Letter to the Editor:
John Brown is not a widely revered figure of the African American rights movement. John Brown was a man with unfailing loyalty to his cause, and like Martin Luther King, it cost him his life. It is true that before the Jim Crow era, many great men, such as Ralph Waldo Emerson highly respected Brown and his actions. Indeed, as "Freedom's Martyr" states, W.E.B. Du Bois said Brown was the white American who had "come nearest to touching the real souls of black folk."
Brown's violent approach ultimately led to his downfall. The radical actions he took got the attention of the nation, but what light did his actions shed on the issue?
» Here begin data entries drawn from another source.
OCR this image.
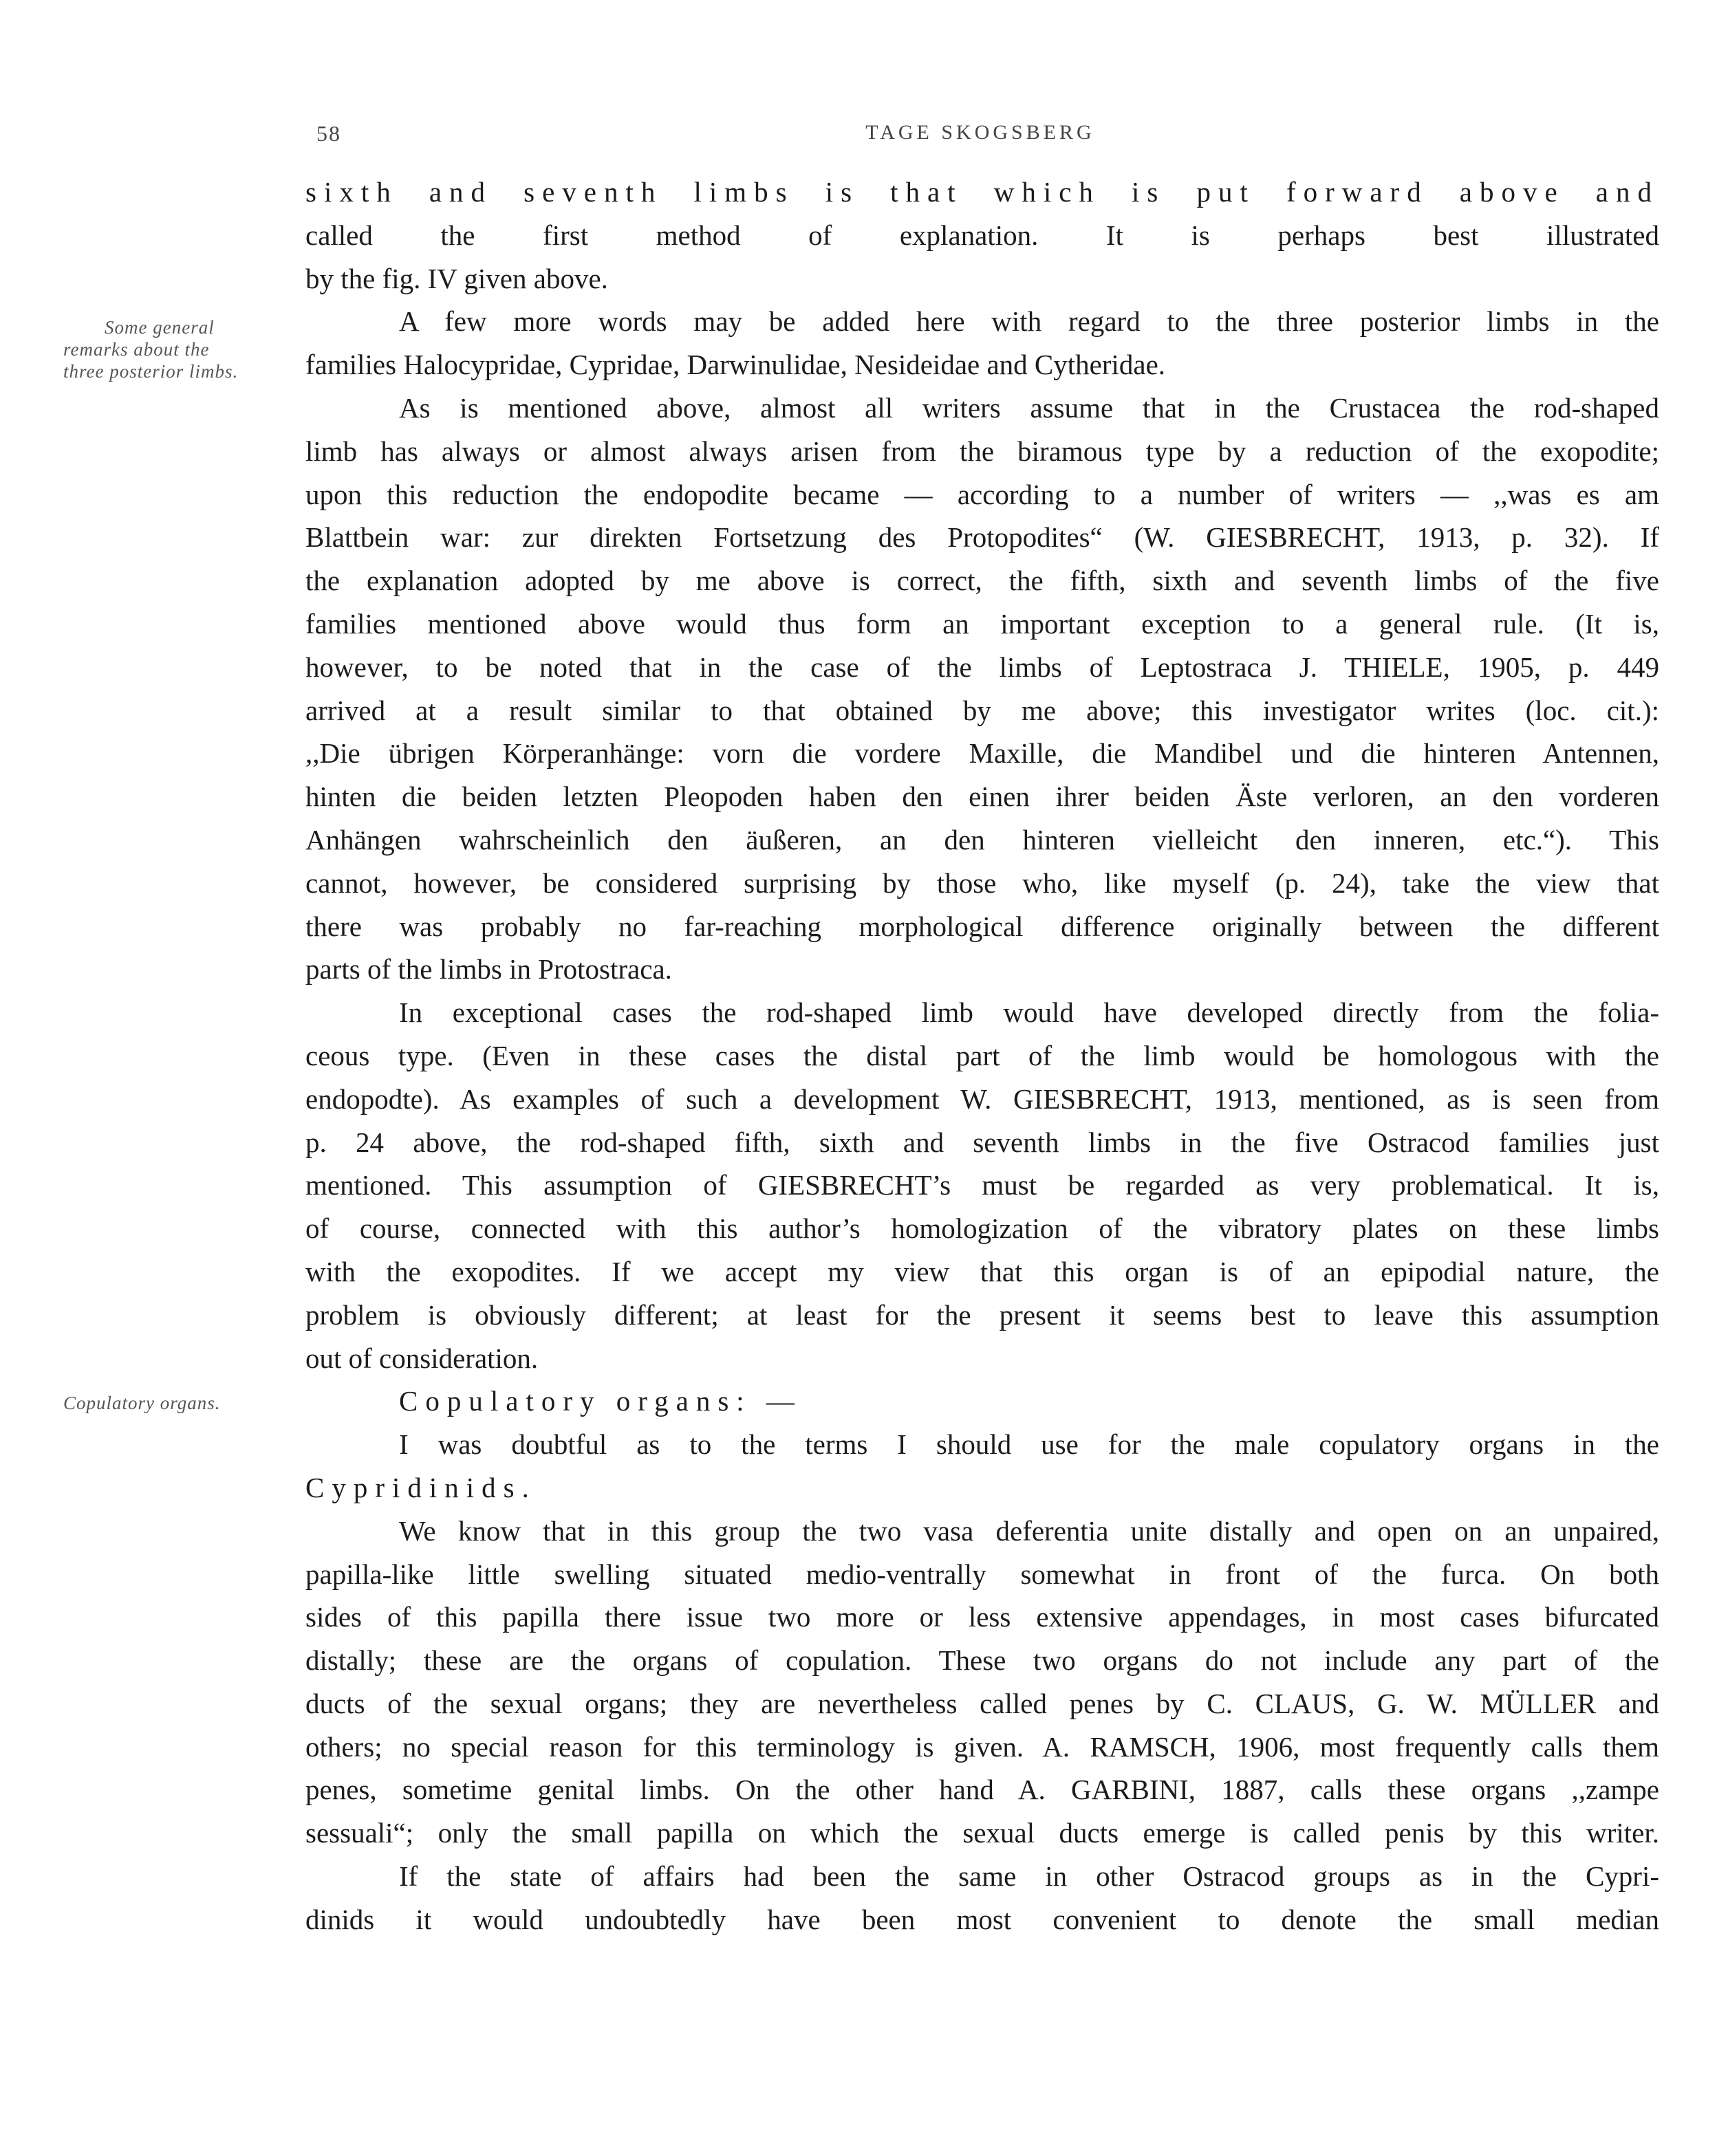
58	TAGE SKOGSBERG
Some general
remarks about the
three posterior limbs.
Copulatory organs.
sixth and seventh limbs is that which is put forward above and
called the first method of explanation. It is perhaps best illustrated
by the fig. IV given above.
A few more words may be added here with regard to the three posterior limbs in the
families Halocypridae, Cypridae, Darwinulidae, Nesideidae and Cytheridae.
As is mentioned above, almost all writers assume that in the Crustacea the rod-shaped
limb has always or almost always arisen from the biramous type by a reduction of the exopodite;
upon this reduction the endopodite became — according to a number of writers — ,,was es am
Blattbein war: zur direkten Fortsetzung des Protopodites“ (W. GIESBRECHT, 1913, p. 32). If
the explanation adopted by me above is correct, the fifth, sixth and seventh limbs of the five
families mentioned above would thus form an important exception to a general rule. (It is,
however, to be noted that in the case of the limbs of Leptostraca J. THIELE, 1905, p. 449
arrived at a result similar to that obtained by me above; this investigator writes (loc. cit.):
,,Die übrigen Körperanhänge: vorn die vordere Maxille, die Mandibel und die hinteren Antennen,
hinten die beiden letzten Pleopoden haben den einen ihrer beiden Äste verloren, an den vorderen
Anhängen wahrscheinlich den äußeren, an den hinteren vielleicht den inneren, etc.“). This
cannot, however, be considered surprising by those who, like myself (p. 24), take the view that
there was probably no far-reaching morphological difference originally between the different
parts of the limbs in Protostraca.
In exceptional cases the rod-shaped limb would have developed directly from the folia-
ceous type. (Even in these cases the distal part of the limb would be homologous with the
endopodte). As examples of such a development W. GIESBRECHT, 1913, mentioned, as is seen from
p. 24 above, the rod-shaped fifth, sixth and seventh limbs in the five Ostracod families just
mentioned. This assumption of GIESBRECHT’s must be regarded as very problematical. It is,
of course, connected with this author’s homologization of the vibratory plates on these limbs
with the exopodites. If we accept my view that this organ is of an epipodial nature, the
problem is obviously different; at least for the present it seems best to leave this assumption
out of consideration.
Copulatory organs: —
I was doubtful as to the terms I should use for the male copulatory organs in the
Cypridinids.
We know that in this group the two vasa deferentia unite distally and open on an unpaired,
papilla-like little swelling situated medio-ventrally somewhat in front of the furca. On both
sides of this papilla there issue two more or less extensive appendages, in most cases bifurcated
distally; these are the organs of copulation. These two organs do not include any part of the
ducts of the sexual organs; they are nevertheless called penes by C. CLAUS, G. W. MÜLLER and
others; no special reason for this terminology is given. A. RAMSCH, 1906, most frequently calls them
penes, sometime genital limbs. On the other hand A. GARBINI, 1887, calls these organs ,,zampe
sessuali“; only the small papilla on which the sexual ducts emerge is called penis by this writer.
If the state of affairs had been the same in other Ostracod groups as in the Cypri-
dinids it would undoubtedly have been most convenient to denote the small median
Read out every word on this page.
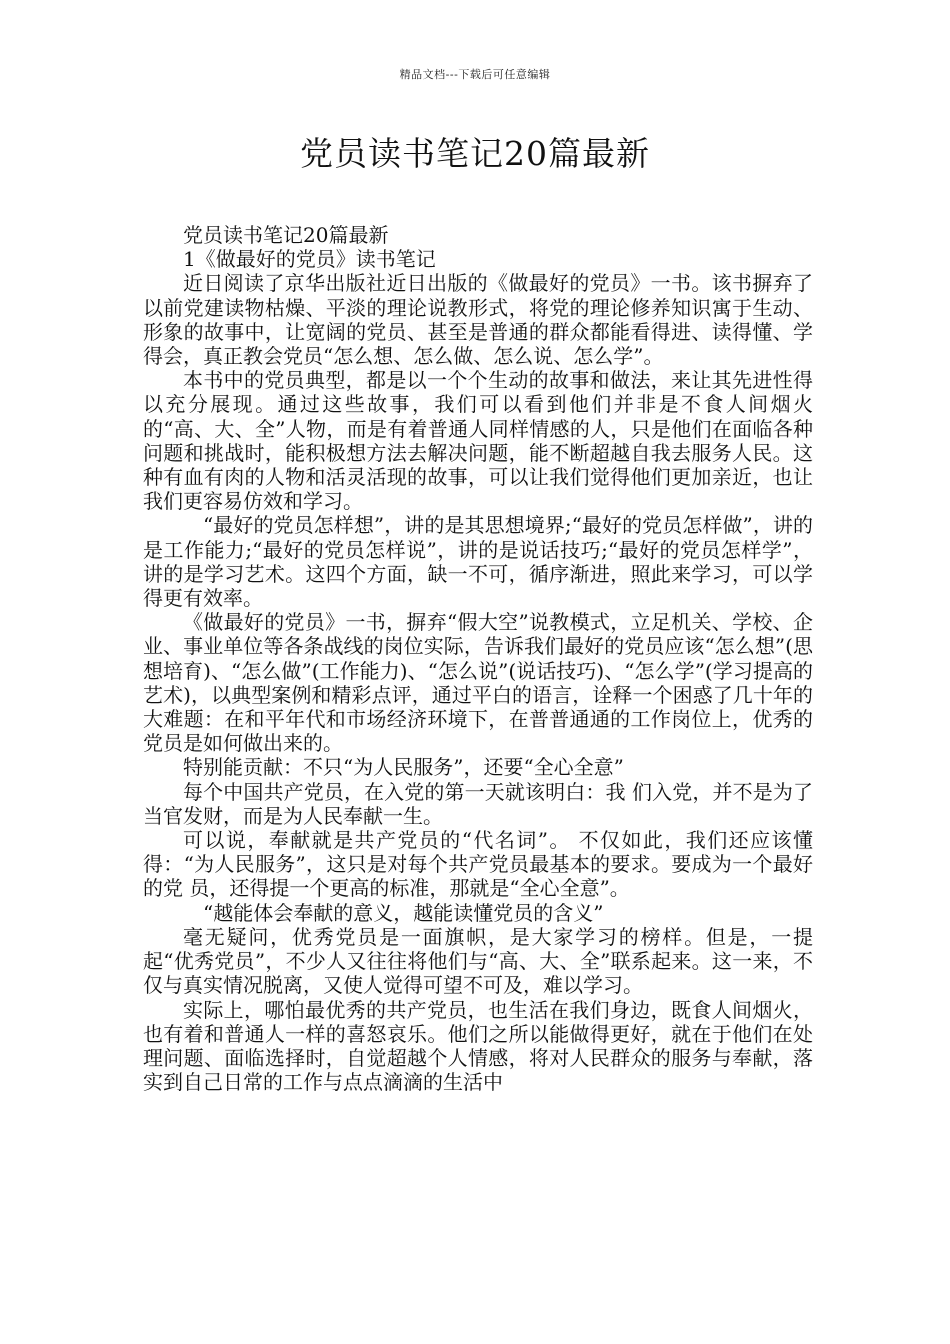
精品文档---下载后可任意编辑
党员读书笔记20篇最新

党员读书笔记20篇最新

1《做最好的党员》读书笔记

近日阅读了京华出版社近日出版的《做最好的党员》一书。该书摒弃了以前党建读物枯燥、平淡的理论说教形式，将党的理论修养知识寓于生动、形象的故事中，让宽阔的党员、甚至是普通的群众都能看得进、读得懂、学得会，真正教会党员“怎么想、怎么做、怎么说、怎么学”。

本书中的党员典型，都是以一个个生动的故事和做法，来让其先进性得以充分展现。通过这些故事，我们可以看到他们并非是不食人间烟火的“高、大、全”人物，而是有着普通人同样情感的人，只是他们在面临各种问题和挑战时，能积极想方法去解决问题，能不断超越自我去服务人民。这种有血有肉的人物和活灵活现的故事，可以让我们觉得他们更加亲近，也让我们更容易仿效和学习。

“最好的党员怎样想”，讲的是其思想境界;“最好的党员怎样做”，讲的是工作能力;“最好的党员怎样说”，讲的是说话技巧;“最好的党员怎样学”，讲的是学习艺术。这四个方面，缺一不可，循序渐进，照此来学习，可以学得更有效率。

《做最好的党员》一书，摒弃“假大空”说教模式，立足机关、学校、企业、事业单位等各条战线的岗位实际，告诉我们最好的党员应该“怎么想”(思想培育)、“怎么做”(工作能力)、“怎么说”(说话技巧)、“怎么学”(学习提高的艺术)，以典型案例和精彩点评，通过平白的语言，诠释一个困惑了几十年的大难题：在和平年代和市场经济环境下，在普普通通的工作岗位上，优秀的党员是如何做出来的。

特别能贡献：不只“为人民服务”，还要“全心全意”

每个中国共产党员，在入党的第一天就该明白：我 们入党，并不是为了当官发财，而是为人民奉献一生。

可以说，奉献就是共产党员的“代名词”。 不仅如此，我们还应该懂得：“为人民服务”，这只是对每个共产党员最基本的要求。要成为一个最好的党 员，还得提一个更高的标准，那就是“全心全意”。

“越能体会奉献的意义，越能读懂党员的含义”

毫无疑问，优秀党员是一面旗帜，是大家学习的榜样。但是，一提起“优秀党员”，不少人又往往将他们与“高、大、全”联系起来。这一来，不仅与真实情况脱离，又使人觉得可望不可及，难以学习。

实际上，哪怕最优秀的共产党员，也生活在我们身边，既食人间烟火，也有着和普通人一样的喜怒哀乐。他们之所以能做得更好，就在于他们在处理问题、面临选择时，自觉超越个人情感，将对人民群众的服务与奉献，落实到自己日常的工作与点点滴滴的生活中
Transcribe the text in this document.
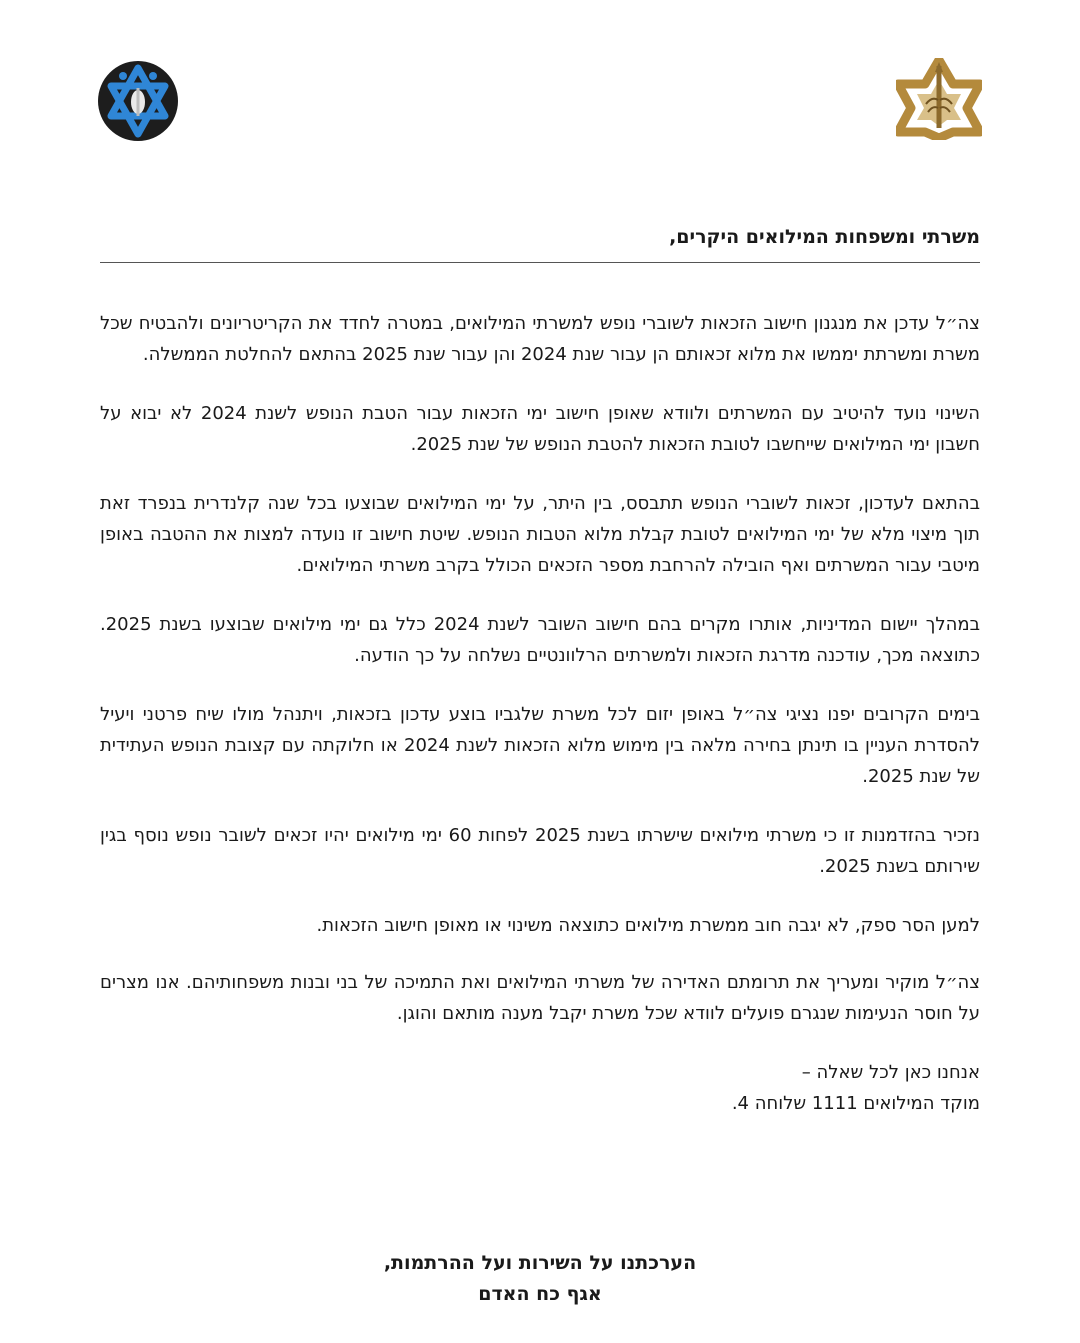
משרתי ומשפחות המילואים היקרים,

צה״ל עדכן את מנגנון חישוב הזכאות לשוברי נופש למשרתי המילואים, במטרה לחדד את הקריטריונים ולהבטיח שכל משרת ומשרתת יממשו את מלוא זכאותם הן עבור שנת 2024 והן עבור שנת 2025 בהתאם להחלטת הממשלה.

השינוי נועד להיטיב עם המשרתים ולוודא שאופן חישוב ימי הזכאות עבור הטבת הנופש לשנת 2024 לא יבוא על חשבון ימי המילואים שייחשבו לטובת הזכאות להטבת הנופש של שנת 2025.

בהתאם לעדכון, זכאות לשוברי הנופש תתבסס, בין היתר, על ימי המילואים שבוצעו בכל שנה קלנדרית בנפרד זאת תוך מיצוי מלא של ימי המילואים לטובת קבלת מלוא הטבות הנופש. שיטת חישוב זו נועדה למצות את ההטבה באופן מיטבי עבור המשרתים ואף הובילה להרחבת מספר הזכאים הכולל בקרב משרתי המילואים.

במהלך יישום המדיניות, אותרו מקרים בהם חישוב השובר לשנת 2024 כלל גם ימי מילואים שבוצעו בשנת 2025. כתוצאה מכך, עודכנה מדרגת הזכאות ולמשרתים הרלוונטיים נשלחה על כך הודעה.

בימים הקרובים יפנו נציגי צה״ל באופן יזום לכל משרת שלגביו בוצע עדכון בזכאות, ויתנהל מולו שיח פרטני ויעיל להסדרת העניין בו תינתן בחירה מלאה בין מימוש מלוא הזכאות לשנת 2024 או חלוקתה עם קצובת הנופש העתידית של שנת 2025.

נזכיר בהזדמנות זו כי משרתי מילואים שישרתו בשנת 2025 לפחות 60 ימי מילואים יהיו זכאים לשובר נופש נוסף בגין שירותם בשנת 2025.

למען הסר ספק, לא יגבה חוב ממשרת מילואים כתוצאה משינוי או מאופן חישוב הזכאות.

צה״ל מוקיר ומעריך את תרומתם האדירה של משרתי המילואים ואת התמיכה של בני ובנות משפחותיהם. אנו מצרים על חוסר הנעימות שנגרם פועלים לוודא שכל משרת יקבל מענה מותאם והוגן.

אנחנו כאן לכל שאלה –
מוקד המילואים 1111 שלוחה 4.
הערכתנו על השירות ועל ההרתמות,
אגף כח האדם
John Brown advocated violence as the solution to the country's division over slavery, and in doing so he exacerbated the tensions that led to secession and civil war. Brown's tendency to violence increased sectionalist tensions and aggression.
The fact is that John Brown's massacres and acts of violence cannot be ignored. His cause was just, but does the ends justify the means? David S. Reynolds, author of "Freedom's Martyr" would say yes. But John Brown was swept away by the bloody tides of the era and contributed to his state's unsavory nickname, "Bleeding Kansas," an unauthorized precursor to the civil war.The decision to posthumously pardon someone is difficult. It is important to recognize the merit of the just cause Brown fought for, and his bravery in defending it until death. However, a presidential pardon sends the message that the massacre of people with opposite beliefs is justified in the name of cause.